In general, it is preferable that engine torque (hereinafter, referred to as torque) of an internal combustion engine (hereinafter, referred to as an engine) be as constant (flat) as possible regardless of a speed. However, the torque of the engine is actually changed according to a speed. In the past, a torque increase resonator (hereinafter, referred to as a resonator) has been used to make the torque characteristics of the engine be as flat as possible. The resonator is an additional device that increases torque by improving the suction efficiency of air sucked into a combustion chamber through the amplification of pulsation of air (intake pulsation) that is generated as air flowing through an intake passage of the engine is sucked into the combustion chamber. The resonator amplifies intake pulsation by using Helmholtz resonance. When the frequency of intake pulsation (hereinafter, referred to as pulsation frequency) corresponds to the resonant frequency of the resonator, intake pulsation is increased and torque is increased.
Since pulsation frequency is changed according to an engine speed, the resonator is adapted so that resonance occurs at a desired engine speed (pulsation frequency) where torque is to be increased. However, as a frequency deviates from the resonant frequency in the resonator, torque is reduced. Accordingly, when the range of a speed where torque is to be increased is wide, a variable resonator switching a plurality of resonant frequencies is used.
JP 2011-241787A (Reference 1) discloses a resonator that is provided in a surge tank supplying intake air to an engine and includes a volume unit, a communication unit, and a resonant frequency switching unit. The communication unit connects the surge tank to the volume unit, and includes a communication passage that allows a tank chamber to communicate with a volume chamber. The resonant frequency switching unit switches a resonant frequency of the resonator into a first predetermined frequency and a second predetermined frequency by rotating a variable-volume partition plate according to an opening of a throttle and the speed of an engine by an actuator so as to change the volume of the volume chamber, the cross-sectional area of the communication passage, and the length of the communication passage.
JP 2001-123902A (Reference 2) discloses a resonator that includes a partition plate provided in a box body so as to be divided from a surge tank, a communication hole communicating with the surge tank and formed in the partition plate, and a movable plate including a plurality of communication pipes and rotated by an actuator. In the resonator, the movable plate is rotated according to drive conditions of an engine so that one of the plurality of communication pipes is matched to the communication hole. Accordingly, the surge tank and the resonator communicate with each other and a resonant frequency is changed.
Since the resonator has a function of amplifying intake pulsation in an intake manifold, a resonance pipe or a resonance chamber of the resonator requires strength that does not allow deformation even though strong pulsation is applied to the resonance pipe or the resonance chamber and high airtightness that retains pressure of intake pulsation.

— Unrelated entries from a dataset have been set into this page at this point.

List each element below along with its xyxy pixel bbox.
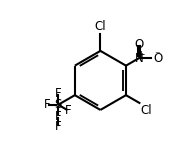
Text: O: O: [153, 52, 163, 65]
Text: ⁻: ⁻: [154, 50, 160, 60]
Text: N: N: [134, 52, 143, 65]
Text: Cl: Cl: [94, 20, 106, 33]
Text: F: F: [55, 110, 62, 123]
Text: O: O: [134, 38, 143, 51]
Text: F: F: [43, 98, 50, 111]
Text: +: +: [137, 50, 146, 60]
Text: F: F: [65, 104, 71, 117]
Text: Cl: Cl: [141, 104, 152, 117]
Text: S: S: [55, 98, 62, 111]
Text: F: F: [55, 120, 62, 133]
Text: F: F: [55, 87, 62, 100]
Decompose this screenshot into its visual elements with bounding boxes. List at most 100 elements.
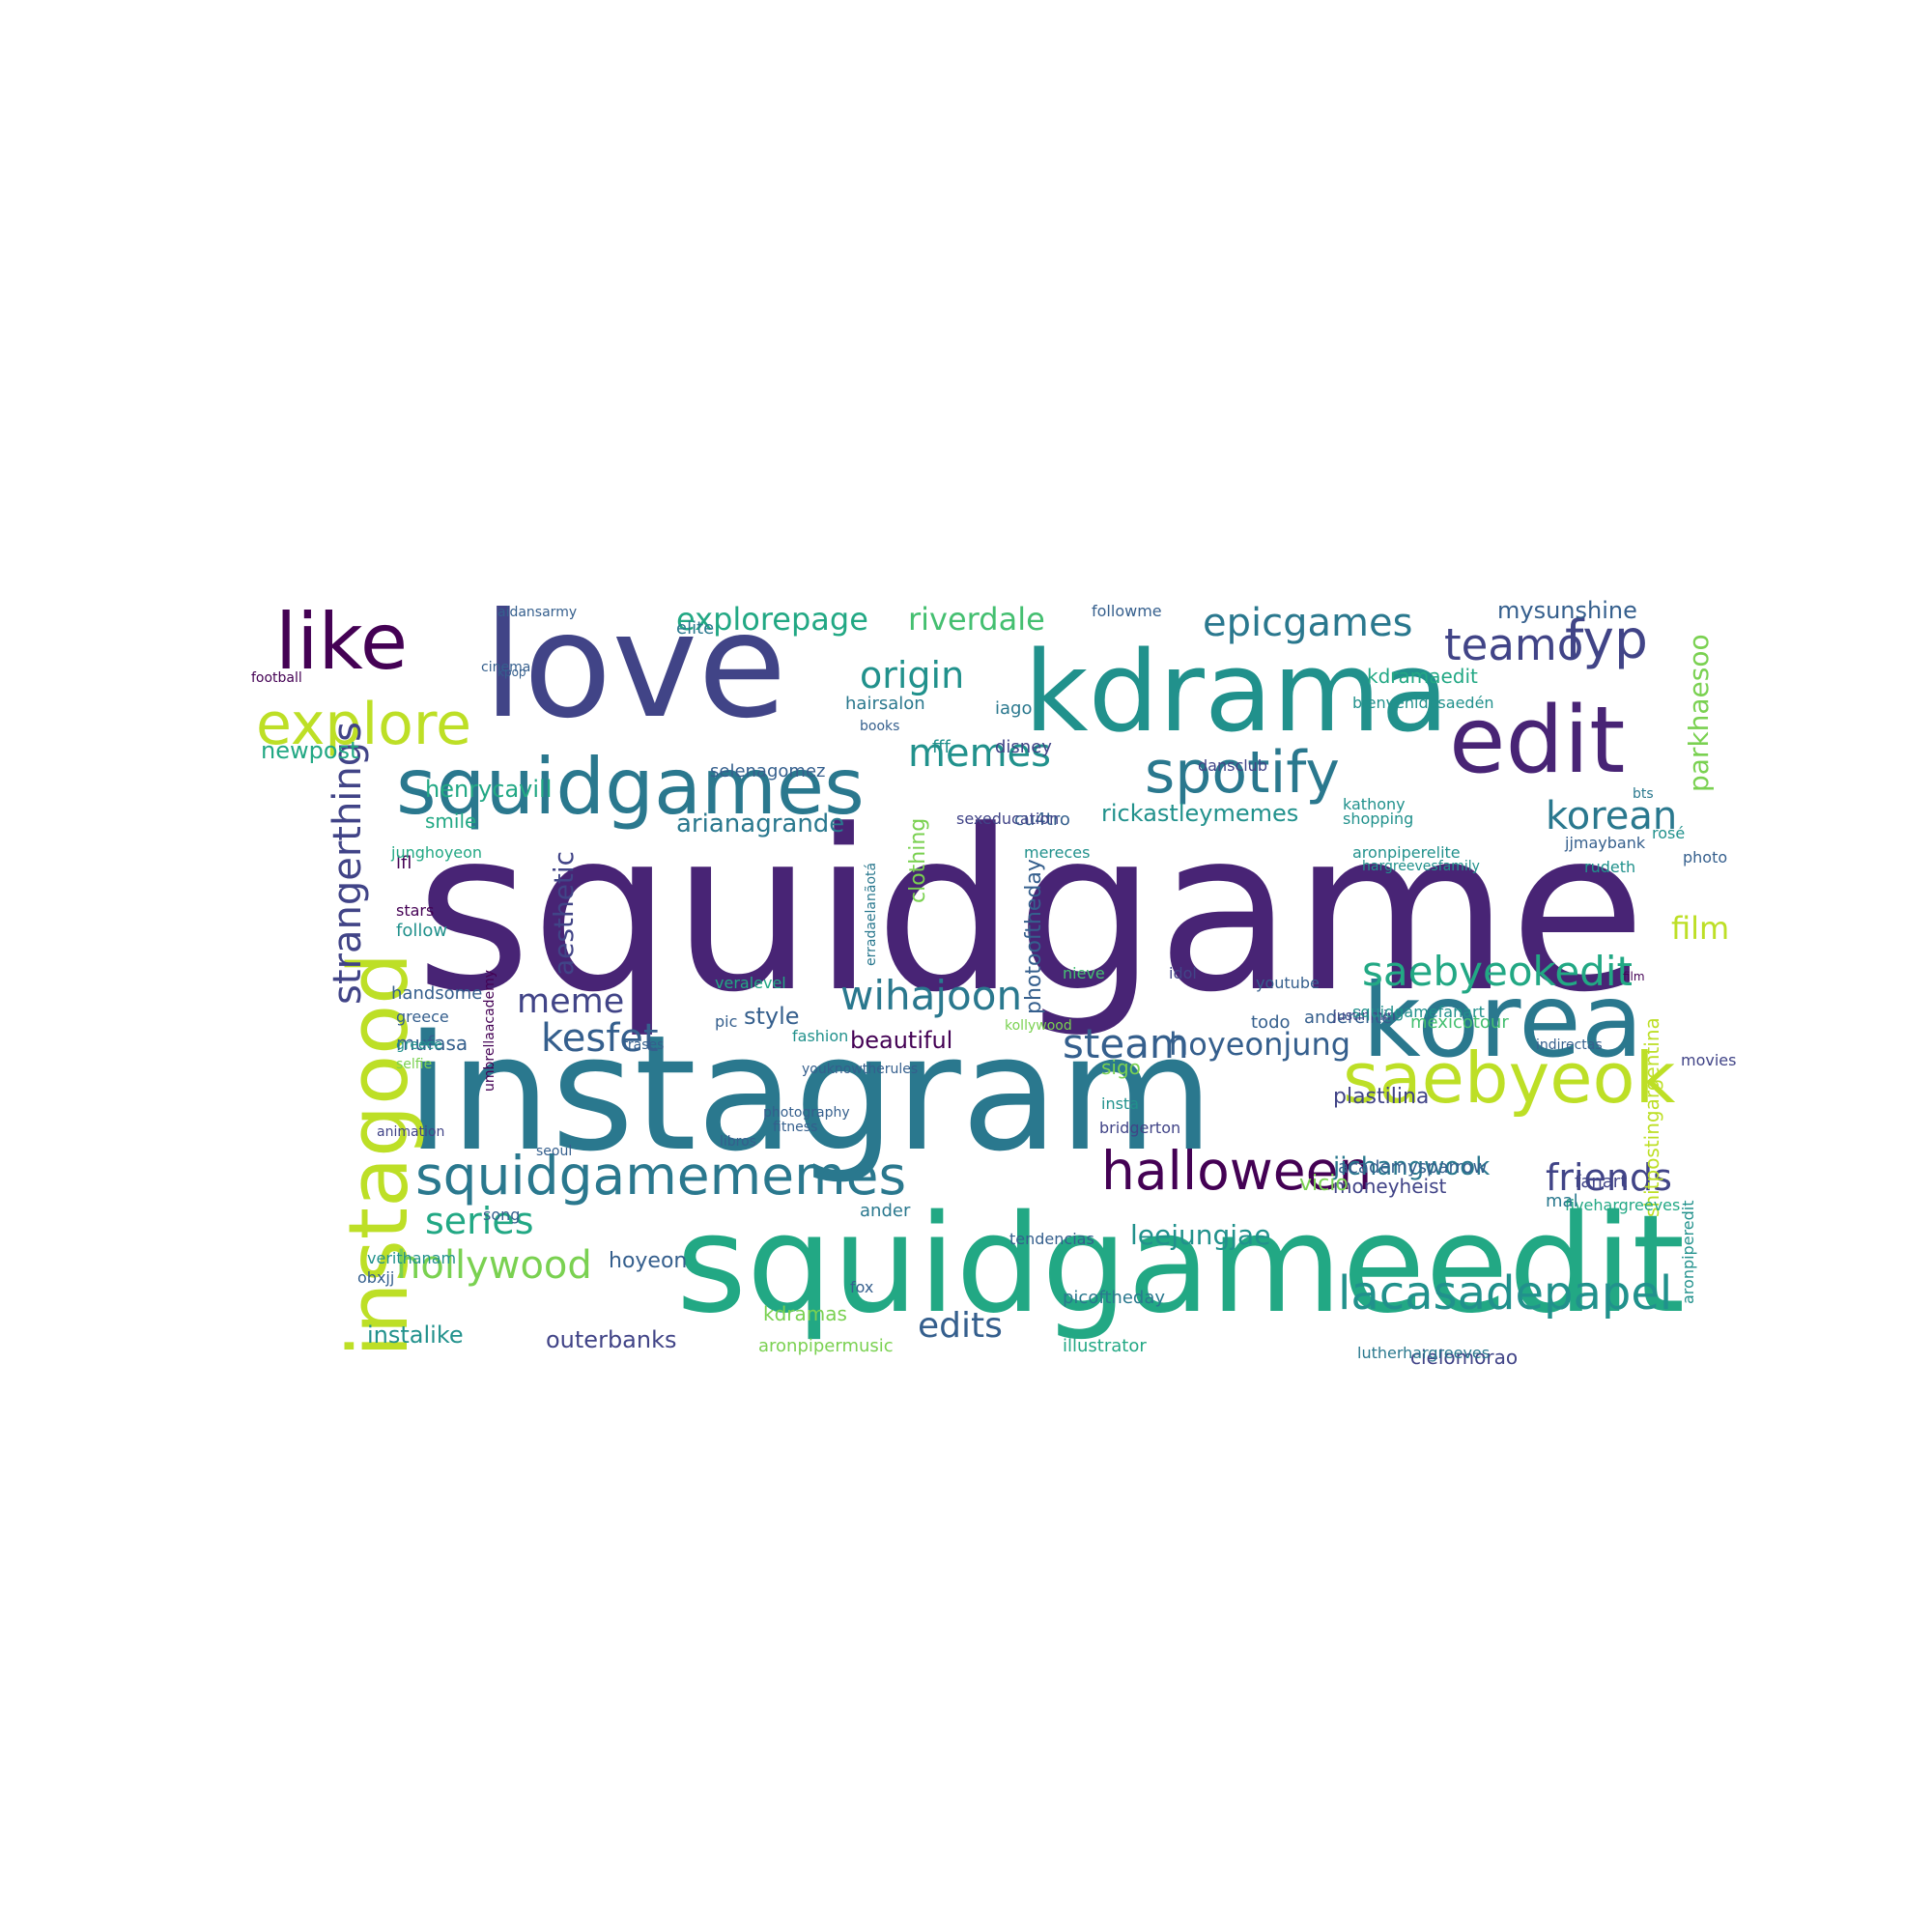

Further, in a variable resonator, for the significant change of a resonant frequency of the resonator, it is necessary to significantly change one of the volume of the resonance chamber, the length of the resonance pipe, and the diameter of the resonance pipe or to simultaneously change two or three of them.
In JP 2011-241787A (Reference 1), all of the volume of the volume chamber, the cross-sectional area of the communication passage, and the length of the communication passage are significantly changed when a first fan-shaped partition plate and a second fan-shaped partition plate are rotated in directions opposite to each other together with the rotation of the variable-volume partition plate. For this reason, there is a concern that the structure of the resonator becomes complicated and increases in size. Furthermore, since the actuator rotating the variable-volume partition plate is positioned outside the volume chamber, a shaft (a rotating shaft of the actuator) on which the variable-volume partition plate or the first and second fan-shaped partition plates are mounted is disposed so as to pass through the volume chamber from the outside toward the inside. For this reason, there has been a problem in that it is difficult to ensure high airtightness even though, for example, a seal is provided.

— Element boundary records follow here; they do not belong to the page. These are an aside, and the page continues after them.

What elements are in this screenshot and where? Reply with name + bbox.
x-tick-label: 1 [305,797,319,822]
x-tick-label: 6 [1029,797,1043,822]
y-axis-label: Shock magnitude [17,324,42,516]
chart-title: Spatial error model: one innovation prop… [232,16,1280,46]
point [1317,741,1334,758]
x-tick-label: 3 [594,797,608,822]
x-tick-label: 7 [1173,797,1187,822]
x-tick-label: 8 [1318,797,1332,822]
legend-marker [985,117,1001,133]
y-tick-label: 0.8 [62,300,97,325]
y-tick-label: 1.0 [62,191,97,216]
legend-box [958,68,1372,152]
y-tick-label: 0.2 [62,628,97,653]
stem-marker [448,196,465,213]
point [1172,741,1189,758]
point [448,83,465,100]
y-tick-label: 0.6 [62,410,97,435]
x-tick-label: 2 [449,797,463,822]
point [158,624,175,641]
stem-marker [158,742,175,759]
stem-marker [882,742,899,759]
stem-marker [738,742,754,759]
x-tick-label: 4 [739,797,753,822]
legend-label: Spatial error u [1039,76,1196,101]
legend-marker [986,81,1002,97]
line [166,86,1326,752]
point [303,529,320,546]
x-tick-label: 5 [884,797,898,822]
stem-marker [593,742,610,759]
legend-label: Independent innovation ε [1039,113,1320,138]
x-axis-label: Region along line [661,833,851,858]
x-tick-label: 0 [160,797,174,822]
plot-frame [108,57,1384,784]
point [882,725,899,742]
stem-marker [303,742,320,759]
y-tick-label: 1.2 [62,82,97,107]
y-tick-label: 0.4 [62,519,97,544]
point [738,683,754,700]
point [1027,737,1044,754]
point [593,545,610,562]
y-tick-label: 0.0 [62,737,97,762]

In JP 2001-123902A (Reference 2), the actuator is provided in the resonator. However, in order to obtain a desired resonant frequency, airtightness should be ensured between the movable plate and the communication hole and a flow passage of air between the surge tank and the resonator should be formed by only the communication hole and the communication pipe. For this purpose, although not specified in JP 2001-123902A (Reference 2), for example, a seal made of rubber or the like needs to be provided on the outer periphery of an opening of the communication hole facing the resonator and the movable plate needs to be rotated while coming into contact with the seal. For this reason, there have been problems in that a frictional force caused by the contact between the movable plate and the seal is always generated during the rotation of the movable plate and an actuator having a large output is needed to smoothly rotate the movable plate. Further, even though the actuator having a large output can be used, there has been a problem in that the seal wears out with the rotation of the movable plate and airtightness deteriorates.